Catullo

Una vita breve

Gaio Valerio Catullo (Verona 87/84-Sirmione 57-54 a.C.) ebbe una vita breve ma molto intensa, perché trascorsa negli ambienti raffinati e decadenti dell'alta e colta società romana. Le notizie biografiche su di lui sono scarse e per lo più ricostruibili dai cenni contenuti nelle sue liriche. Nacque nella Gallia Cisalpina e sulla data esistono incertezze: san Girolamo, infatti, che si servì di Svetonio come fonte, riferisce che nacque nell'87 e che morì a trent'anni, nel 57 a.C.; questa data però non può essere accettata perché alcuni versi del poeta contengono allusioni indiscutibili a vicende degli anni 55-54; la sua morte avvenne pertanto intorno al 54 a.C. e la nascita va pertanto posticipata all'anno 84, se si vuole mantenere la notizia della morte a trent'anni, oppure la sua esistenza va ritenuta più lunga di tre anni, se si fa fede alla data di nascita tramandata da san Girolamo. Era di famiglia aristocratica e facoltosa, che possedeva una villa a Sirmione, una dimora a Roma, beni in Sabina e una villa a Tivoli, e che si poteva permettere di ospitare personaggi di primo piano della vita politica contemporanea, come Quinto Cecilio Metello Celere, governatore della Gallia Cisalpina o come lo stesso Cesare quando, proconsole nelle Gallie, sostava nella città dell'Adige. Ricevette un'ottima educazione letteraria, che approfondì in seguito nella capitale, e incominciò da giovanissimo a comporre poesie d'amore.

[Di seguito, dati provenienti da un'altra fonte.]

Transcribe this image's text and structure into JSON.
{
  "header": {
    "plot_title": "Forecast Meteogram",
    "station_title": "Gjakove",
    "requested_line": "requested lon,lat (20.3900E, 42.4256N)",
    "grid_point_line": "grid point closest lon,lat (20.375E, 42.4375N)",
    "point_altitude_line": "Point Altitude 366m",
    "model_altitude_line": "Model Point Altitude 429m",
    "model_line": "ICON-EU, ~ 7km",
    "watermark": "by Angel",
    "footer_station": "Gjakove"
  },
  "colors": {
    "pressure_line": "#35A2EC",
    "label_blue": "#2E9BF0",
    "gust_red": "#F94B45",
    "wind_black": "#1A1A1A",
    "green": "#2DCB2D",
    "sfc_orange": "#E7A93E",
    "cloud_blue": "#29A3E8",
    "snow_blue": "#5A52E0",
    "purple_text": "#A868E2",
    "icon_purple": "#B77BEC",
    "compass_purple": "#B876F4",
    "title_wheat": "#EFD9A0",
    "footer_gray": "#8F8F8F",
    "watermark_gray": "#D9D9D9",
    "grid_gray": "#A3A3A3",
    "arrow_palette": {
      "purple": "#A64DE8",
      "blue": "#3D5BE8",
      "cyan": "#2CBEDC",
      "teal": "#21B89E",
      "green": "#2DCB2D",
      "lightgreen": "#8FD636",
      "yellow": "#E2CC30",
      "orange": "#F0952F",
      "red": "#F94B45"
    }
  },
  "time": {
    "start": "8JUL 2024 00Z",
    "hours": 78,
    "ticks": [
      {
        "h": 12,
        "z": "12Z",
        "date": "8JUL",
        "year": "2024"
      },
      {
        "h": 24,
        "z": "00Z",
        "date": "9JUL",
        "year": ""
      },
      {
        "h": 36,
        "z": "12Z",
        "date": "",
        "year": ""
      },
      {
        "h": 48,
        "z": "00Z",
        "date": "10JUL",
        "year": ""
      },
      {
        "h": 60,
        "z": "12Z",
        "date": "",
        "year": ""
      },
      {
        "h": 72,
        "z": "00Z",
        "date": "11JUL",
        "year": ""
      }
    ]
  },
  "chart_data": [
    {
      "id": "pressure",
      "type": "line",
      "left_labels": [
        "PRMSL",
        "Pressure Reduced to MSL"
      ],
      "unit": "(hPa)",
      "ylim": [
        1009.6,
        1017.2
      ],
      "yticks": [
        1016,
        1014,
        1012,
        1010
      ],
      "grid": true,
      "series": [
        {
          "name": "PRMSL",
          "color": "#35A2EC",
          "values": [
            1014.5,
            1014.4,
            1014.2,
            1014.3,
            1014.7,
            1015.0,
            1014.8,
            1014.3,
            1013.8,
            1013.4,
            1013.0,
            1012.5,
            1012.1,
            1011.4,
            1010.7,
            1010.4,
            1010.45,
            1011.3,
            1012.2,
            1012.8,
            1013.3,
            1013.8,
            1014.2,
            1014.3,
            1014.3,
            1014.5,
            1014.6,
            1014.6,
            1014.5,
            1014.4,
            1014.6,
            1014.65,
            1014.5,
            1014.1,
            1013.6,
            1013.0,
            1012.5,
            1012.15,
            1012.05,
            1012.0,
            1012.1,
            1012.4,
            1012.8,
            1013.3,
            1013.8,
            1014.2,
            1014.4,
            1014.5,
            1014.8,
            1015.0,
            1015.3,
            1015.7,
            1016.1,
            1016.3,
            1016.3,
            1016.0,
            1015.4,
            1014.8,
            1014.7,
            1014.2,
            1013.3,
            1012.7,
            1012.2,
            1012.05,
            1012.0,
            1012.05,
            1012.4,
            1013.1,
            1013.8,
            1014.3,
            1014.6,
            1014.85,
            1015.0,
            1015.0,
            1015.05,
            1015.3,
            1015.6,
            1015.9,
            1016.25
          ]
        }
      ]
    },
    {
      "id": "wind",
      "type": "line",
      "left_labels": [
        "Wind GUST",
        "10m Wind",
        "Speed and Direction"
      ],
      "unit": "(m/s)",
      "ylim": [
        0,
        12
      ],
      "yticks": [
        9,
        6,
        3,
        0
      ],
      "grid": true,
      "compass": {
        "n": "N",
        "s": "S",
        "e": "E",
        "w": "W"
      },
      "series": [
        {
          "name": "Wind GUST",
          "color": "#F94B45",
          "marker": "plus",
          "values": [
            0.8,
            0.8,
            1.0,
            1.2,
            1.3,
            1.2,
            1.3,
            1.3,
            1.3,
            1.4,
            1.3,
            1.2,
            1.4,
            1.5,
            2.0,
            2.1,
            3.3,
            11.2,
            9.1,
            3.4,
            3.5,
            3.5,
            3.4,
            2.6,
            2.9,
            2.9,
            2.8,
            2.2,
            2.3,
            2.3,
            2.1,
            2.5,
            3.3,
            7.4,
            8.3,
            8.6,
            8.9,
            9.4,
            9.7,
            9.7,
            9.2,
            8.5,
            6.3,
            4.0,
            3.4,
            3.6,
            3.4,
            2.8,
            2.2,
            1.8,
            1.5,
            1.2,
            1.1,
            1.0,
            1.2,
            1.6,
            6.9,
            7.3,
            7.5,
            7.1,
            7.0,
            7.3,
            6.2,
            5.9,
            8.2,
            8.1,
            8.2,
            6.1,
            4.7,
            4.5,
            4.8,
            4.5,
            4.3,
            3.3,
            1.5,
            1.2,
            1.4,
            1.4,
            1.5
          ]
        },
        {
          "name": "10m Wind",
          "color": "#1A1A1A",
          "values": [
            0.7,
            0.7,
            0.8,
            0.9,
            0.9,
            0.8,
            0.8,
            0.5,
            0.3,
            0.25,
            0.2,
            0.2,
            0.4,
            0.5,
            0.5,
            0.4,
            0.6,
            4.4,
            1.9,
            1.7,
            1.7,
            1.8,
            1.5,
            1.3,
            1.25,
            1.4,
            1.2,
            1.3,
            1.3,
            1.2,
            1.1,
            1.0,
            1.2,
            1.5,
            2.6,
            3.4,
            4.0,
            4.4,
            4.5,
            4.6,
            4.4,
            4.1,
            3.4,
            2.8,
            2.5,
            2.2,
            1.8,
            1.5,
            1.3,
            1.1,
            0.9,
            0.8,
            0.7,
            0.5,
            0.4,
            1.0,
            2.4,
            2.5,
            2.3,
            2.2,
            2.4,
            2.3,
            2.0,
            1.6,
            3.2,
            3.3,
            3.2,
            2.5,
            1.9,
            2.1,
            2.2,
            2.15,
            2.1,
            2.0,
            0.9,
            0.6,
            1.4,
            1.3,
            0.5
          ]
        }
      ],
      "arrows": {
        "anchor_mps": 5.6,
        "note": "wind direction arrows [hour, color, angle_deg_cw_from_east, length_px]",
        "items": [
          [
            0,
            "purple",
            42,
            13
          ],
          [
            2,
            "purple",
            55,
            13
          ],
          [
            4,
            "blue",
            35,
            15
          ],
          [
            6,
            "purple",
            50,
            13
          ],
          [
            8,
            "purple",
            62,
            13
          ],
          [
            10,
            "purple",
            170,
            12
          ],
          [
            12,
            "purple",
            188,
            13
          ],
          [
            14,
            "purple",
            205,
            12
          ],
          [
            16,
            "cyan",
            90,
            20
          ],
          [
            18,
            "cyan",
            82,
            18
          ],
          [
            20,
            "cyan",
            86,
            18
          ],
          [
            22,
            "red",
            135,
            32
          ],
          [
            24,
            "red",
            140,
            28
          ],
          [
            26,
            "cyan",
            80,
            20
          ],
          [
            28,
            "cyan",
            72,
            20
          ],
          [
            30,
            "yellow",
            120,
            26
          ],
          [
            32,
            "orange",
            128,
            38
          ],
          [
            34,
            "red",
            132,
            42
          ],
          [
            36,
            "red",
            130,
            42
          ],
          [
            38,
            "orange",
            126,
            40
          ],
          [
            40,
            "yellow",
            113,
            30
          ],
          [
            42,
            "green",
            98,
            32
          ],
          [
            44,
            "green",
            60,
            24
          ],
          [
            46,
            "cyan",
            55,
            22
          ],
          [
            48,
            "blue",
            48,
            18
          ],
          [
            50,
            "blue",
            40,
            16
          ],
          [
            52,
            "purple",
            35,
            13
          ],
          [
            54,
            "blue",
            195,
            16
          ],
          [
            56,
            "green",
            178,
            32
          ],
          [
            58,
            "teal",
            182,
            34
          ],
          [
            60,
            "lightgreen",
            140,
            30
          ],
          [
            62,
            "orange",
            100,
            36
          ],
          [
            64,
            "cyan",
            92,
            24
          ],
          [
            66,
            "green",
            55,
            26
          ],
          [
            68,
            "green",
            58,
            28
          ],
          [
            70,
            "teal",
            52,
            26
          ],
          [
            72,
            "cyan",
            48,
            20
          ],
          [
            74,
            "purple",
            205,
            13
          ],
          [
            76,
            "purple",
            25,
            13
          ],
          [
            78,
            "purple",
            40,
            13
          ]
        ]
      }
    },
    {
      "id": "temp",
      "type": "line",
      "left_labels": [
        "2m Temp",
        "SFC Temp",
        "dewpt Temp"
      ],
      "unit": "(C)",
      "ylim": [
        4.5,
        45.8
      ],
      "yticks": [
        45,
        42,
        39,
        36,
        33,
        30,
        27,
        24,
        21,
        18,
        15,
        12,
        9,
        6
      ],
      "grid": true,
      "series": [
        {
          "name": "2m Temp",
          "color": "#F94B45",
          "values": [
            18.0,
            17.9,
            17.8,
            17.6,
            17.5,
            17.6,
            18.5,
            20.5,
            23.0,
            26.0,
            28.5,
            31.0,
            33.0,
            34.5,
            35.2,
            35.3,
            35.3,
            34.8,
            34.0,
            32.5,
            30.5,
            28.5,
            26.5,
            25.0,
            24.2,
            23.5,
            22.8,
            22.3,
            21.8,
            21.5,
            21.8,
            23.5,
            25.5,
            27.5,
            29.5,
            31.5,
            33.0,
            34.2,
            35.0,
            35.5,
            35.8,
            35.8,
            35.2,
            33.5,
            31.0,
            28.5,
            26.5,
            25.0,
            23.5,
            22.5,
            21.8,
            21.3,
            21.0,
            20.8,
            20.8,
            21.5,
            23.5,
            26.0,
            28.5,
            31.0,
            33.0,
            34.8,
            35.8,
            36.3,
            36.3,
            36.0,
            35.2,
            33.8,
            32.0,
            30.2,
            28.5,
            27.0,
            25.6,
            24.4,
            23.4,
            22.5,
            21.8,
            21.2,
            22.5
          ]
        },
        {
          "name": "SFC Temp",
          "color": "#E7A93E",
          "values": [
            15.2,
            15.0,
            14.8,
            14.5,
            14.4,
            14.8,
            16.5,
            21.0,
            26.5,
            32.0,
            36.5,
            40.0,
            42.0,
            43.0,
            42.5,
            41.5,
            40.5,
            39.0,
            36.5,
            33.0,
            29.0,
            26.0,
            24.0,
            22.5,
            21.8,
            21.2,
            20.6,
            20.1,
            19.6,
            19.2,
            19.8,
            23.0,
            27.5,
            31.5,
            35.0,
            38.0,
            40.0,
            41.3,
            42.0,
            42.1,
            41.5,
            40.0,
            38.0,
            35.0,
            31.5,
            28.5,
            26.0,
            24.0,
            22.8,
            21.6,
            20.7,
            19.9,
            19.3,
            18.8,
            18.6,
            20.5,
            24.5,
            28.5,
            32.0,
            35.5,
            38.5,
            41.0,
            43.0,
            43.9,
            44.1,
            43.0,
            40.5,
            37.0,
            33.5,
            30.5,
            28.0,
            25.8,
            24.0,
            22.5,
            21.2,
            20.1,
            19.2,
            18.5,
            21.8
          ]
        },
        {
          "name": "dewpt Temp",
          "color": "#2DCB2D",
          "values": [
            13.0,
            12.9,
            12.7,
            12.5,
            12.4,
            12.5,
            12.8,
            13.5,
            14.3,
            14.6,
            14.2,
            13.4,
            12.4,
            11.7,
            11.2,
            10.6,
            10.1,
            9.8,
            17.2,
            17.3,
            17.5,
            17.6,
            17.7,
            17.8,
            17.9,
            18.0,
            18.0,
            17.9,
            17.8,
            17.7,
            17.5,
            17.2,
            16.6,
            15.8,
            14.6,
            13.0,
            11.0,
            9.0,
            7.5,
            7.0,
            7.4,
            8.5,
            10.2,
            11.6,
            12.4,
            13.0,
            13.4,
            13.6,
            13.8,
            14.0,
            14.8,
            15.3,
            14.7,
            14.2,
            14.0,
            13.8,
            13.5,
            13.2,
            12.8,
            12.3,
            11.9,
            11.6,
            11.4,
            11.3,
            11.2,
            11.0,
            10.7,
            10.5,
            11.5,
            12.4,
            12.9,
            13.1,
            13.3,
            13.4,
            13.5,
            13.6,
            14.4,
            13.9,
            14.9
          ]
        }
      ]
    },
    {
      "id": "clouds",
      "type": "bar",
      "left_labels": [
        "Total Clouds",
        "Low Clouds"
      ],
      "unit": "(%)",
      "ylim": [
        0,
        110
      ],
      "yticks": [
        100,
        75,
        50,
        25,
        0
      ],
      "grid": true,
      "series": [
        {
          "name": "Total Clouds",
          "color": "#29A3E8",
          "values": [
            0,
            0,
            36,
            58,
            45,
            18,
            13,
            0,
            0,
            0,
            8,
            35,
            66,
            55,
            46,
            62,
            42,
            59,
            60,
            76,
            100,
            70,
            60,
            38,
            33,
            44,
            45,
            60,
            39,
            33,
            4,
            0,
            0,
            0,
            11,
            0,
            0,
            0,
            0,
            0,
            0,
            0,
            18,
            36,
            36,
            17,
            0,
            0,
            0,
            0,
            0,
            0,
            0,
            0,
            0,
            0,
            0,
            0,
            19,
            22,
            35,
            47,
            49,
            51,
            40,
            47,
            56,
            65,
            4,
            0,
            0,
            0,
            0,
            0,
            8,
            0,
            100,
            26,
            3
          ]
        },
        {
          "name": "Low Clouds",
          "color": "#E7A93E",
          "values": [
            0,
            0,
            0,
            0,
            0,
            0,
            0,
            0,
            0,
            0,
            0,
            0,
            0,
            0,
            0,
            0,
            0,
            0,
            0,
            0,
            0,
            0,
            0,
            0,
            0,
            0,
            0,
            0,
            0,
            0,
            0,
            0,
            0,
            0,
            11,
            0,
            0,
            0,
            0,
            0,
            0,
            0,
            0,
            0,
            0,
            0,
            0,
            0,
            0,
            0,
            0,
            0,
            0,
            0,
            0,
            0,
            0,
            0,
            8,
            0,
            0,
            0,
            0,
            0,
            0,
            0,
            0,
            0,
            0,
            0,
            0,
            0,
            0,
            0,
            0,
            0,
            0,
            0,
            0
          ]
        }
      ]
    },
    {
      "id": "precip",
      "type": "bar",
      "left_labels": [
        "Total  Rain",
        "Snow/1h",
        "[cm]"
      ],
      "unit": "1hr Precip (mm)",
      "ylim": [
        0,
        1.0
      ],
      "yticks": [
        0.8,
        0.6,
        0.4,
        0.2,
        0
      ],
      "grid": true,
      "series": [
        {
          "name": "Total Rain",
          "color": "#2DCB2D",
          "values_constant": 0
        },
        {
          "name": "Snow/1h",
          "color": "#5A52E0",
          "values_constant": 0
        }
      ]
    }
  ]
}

Poco più che ventenne si trasferì a Roma, con ambizioni solo mondane e intellettuali, non politiche. Per la sua origine fu accettato facilmente dalle famiglie aristocratiche e trascorse una vita di agi, brillante e dissoluta. Si legò in amicizia con alcuni giovani poeti, definiti con disprezzo da Cicerone neóteroi (poeti nuovi), come Elvio Cinna e Licinio Calvo, condividendo con loro una vita d'amore e di spensieratezza. Si tenne lontano dagli impegni politici e dall'oratoria forense, che pure erano sempre l'attività privilegiata dei ricchi intellettuali romani. Predilesse quindi la tranquillità degli studi e degli affetti, in sintonia con il clima di crisi dell'ultima età repubblicana, in cui si andavano sgretolando gli ideali austeri dei costumi degli antenati.

L'amore per Lesbia

Conobbe lo storico Cornelio Nepote, l'oratore Ortensio Ortalo, il politico Gaio Memmio. E, soprattutto, si innamorò perdutamente di Clodia, moglie di Q. Cecilio Metello e sorella del tribuno della plebe P. Clodio Pulcro, una dama del gran mondo, affascinante, elegante e coltissima, ma di vita e costumi spregiudicati, che passava da un amante all'altro, e che Cicerone bollò con espressioni di sarcasmo nella sua orazione Pro Caelio. Per lei bruciò la sua breve esistenza e divenne il primo poeta d'amore della letteratura latina, e anche il primo poeta romantico. Nelle sue liriche chiamò Lesbia la donna amata, in ricordo della poetessa Saffo, nata appunto nell'isola di Lesbo. Oltre alle vicende legate a questa lacerante passione tra odio e amore, che coinvolse interamente l'esistenza e la poesia di Catullo, poco altro si sa di lui. Si allontanò poco da Roma per andare nelle ville di Tivoli e di Sirmione; tra il 58 e il 57 compì un viaggio in Bitinia, al seguito del propretore G. Memmio (a cui Lucrezio dedicò il suo poema), nel tentativo di risanare la propria situazione economica e per visitare, nella Troade, la tomba del fratello. Al ritorno si rifugiò, cercando pace e riposo, nell'amata Sirmione, dove morì.